A Woman to Know: Miep Gies

I did what any decent person would have done. — Miep Gies

(image via Wikimedia)


She kept Anne Frank and her family safe, for as long as she could. As a young woman in occupied Amsterdam, Miep volunteered to help her employer, Otto Frank, escape the Nazis. She and her husband, along with her parents and sister, worked together to keep the family's new home — the annex hidden behind a trick bookcase — a secret from Gestapo soldiers.

Eight people eventually lived in the annex, hidden away for 25 months. Miep brought them food, books and news of life outside the hiding place. Anne even wrote of her in the famous diary: "We are never far from Miep's thoughts."

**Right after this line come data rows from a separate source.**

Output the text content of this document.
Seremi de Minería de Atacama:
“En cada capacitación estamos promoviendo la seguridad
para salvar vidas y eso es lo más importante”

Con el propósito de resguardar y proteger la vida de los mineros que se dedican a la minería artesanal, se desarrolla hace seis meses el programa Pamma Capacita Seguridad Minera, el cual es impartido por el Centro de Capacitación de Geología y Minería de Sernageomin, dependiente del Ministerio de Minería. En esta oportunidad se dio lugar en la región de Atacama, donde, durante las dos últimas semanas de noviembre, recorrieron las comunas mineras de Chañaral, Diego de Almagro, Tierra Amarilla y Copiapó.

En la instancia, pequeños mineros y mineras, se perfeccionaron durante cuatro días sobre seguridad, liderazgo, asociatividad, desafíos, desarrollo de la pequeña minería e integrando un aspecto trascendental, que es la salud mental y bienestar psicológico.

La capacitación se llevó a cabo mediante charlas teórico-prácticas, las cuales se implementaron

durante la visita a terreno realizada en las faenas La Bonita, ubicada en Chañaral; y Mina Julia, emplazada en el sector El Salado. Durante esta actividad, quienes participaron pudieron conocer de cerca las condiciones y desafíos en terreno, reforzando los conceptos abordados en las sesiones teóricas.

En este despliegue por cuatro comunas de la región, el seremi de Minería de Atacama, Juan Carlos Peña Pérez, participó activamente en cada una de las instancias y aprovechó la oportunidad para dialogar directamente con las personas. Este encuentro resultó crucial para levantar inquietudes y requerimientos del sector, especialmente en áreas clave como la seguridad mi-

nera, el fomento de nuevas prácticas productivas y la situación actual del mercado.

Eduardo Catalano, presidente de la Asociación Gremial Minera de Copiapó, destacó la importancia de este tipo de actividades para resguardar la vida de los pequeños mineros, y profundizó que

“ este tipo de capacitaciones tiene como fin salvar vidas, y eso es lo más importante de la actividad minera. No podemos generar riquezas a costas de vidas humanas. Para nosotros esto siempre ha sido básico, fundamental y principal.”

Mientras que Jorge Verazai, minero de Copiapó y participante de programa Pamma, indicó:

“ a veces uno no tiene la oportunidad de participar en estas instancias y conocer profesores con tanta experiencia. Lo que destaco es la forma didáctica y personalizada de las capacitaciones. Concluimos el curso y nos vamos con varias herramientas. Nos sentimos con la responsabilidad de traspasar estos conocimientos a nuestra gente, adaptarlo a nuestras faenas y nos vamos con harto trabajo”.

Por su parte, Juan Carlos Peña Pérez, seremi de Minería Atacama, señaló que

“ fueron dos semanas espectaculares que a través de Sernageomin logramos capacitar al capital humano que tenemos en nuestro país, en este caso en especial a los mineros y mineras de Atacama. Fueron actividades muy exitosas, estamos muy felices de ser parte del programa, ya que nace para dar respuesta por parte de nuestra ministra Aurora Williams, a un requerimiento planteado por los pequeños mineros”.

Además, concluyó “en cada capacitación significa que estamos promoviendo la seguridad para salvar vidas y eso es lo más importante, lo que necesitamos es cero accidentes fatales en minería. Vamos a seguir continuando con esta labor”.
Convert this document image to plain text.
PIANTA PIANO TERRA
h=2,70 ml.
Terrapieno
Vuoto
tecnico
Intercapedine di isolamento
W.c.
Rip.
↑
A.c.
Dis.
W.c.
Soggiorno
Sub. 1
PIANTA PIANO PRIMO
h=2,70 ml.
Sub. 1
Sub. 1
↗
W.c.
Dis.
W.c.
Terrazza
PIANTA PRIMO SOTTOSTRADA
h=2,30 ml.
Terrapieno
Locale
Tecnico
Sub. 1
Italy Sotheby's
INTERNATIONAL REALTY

On Aug. 4, 1944, someone (still unknown to this day) betrayed the Frank family and alerted the Gestapo to the hiding place. Soldiers barged in and confronted Miep, who was then working at the front desk. They raided the annex and shipped the eight Jews to concentration camps. Miep was unexpectedly spared — when she recognized the soldier's Viennese accent, she told him they were from the same hometown, and he decided to let her go. Miep tried to bribe him to spare the lives of the Franks and the other captives, to no avail.

Revisiting the annex, she found Anne's diary. Years later, she gave it to Anne's father, Otto, the only member of his family to survive the camps. He gave it to the world.

The annex building is now a museum, and Anne's diary is required reading in schools around the world. Miep continued to visit the annex every August 4, in remembrance of the raid that destroyed the Franks' dreams of surviving. She would tour the museum with visitors and speak to audiences about her experience in the war. She died in 2010, just a month before her 101st birthday.